While a plan for a stadium near the existing Metrodome has been talked about for several weeks, a term sheet released on March 1 gives some much-needed clarity.

The new stadium would have a fixed roof and seat 65,000 fans. Construction would begin following the 2012–2013 Vikings season. The first part of the stadium would be built just east of the Metrodome in 2013 and 2014.

In 2015 the Metrodome would be demolished and crews would build the remaining portion of the stadium while the Vikings play one season at TCF Bank Stadium on the University of Minnesota campus. The new stadium, barring setbacks, would open for the 2016 Vikings season.

Rybak said the new site would not affect the Minnesota Gateway Data Center, 511 11th Ave. S., a telecommunications hub located just east of the Dome.

The state’s portion of the funding would total $398 million and be paid with revenue from allowing the sale of electronic pulltabs.

If the cost of building the stadium exceeds $975 million, the city and the state would be on the hook for overages. A new Stadium Authority made up of three state-appointed members and two city-appointed members would own the stadium.

The stadium would not pay property taxes and neither would any shops or restaurants on the grounds.

There is no guarantee that after building a stadium the National Football League would grant Minneapolis a future Super Bowl.

In the past 10 years, nine cities have opened NFL stadiums. Of those nine, six of them have either hosted a Super Bowl or will host an upcoming Super Bowl. The three markets that did not get a Super Bowl — New England, Philadelphia and Seattle — built outdoor stadiums in cold-climate cities. Detroit and Indianapolis are such cities, but they built indoor stadiums and have hosted recent Super Bowls.

The plan calls for increased tailgating, including at lots near light rail stations.

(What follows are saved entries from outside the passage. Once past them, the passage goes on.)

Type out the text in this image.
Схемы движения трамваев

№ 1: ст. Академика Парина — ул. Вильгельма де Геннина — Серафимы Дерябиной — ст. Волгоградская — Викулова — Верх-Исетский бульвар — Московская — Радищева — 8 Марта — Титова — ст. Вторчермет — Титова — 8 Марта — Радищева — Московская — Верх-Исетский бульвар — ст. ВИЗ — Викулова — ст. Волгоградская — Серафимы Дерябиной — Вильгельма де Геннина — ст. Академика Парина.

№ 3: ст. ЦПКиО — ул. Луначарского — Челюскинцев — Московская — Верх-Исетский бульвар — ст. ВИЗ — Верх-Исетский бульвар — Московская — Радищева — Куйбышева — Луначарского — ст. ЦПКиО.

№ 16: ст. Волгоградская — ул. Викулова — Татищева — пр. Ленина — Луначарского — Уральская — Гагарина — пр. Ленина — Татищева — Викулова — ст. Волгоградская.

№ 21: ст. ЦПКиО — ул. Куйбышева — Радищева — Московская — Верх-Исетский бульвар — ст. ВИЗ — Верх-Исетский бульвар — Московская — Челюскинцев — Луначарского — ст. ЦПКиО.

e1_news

The terms also mention that Vikings ownership is interested in bringing a Major League Soccer team to Minneapolis, and that the franchise would play in the new Vikings stadium.

What’s next?    

Rybak says the city cannot vote on bypassing a referendum until the Legislature acts. But he said the City Council would need to give the Legislature a sign of support before a stadium bill moves forward. That could come in the form of a non-binding resolution.

“While the city doesn’t have to act before the Legislature, it’s clear to me that we need to demonstrate our support, and so we’re exploring ways to get that done,” Rybak said.

Dayton said he plans to reach out to the City Council members to gain support.  

He also said he wants both the Senate and House to take up or down votes during the 2012 legislative session that ends in May.

House Speaker Kurt Zellers (R-Maple Grove) hasn’t been as supportive of a vote.

Rep. Morrie Lanning (R-Moorhead) will author the stadium bill in the House.

“The time has come for Minnesota to make a decision,” Lanning said.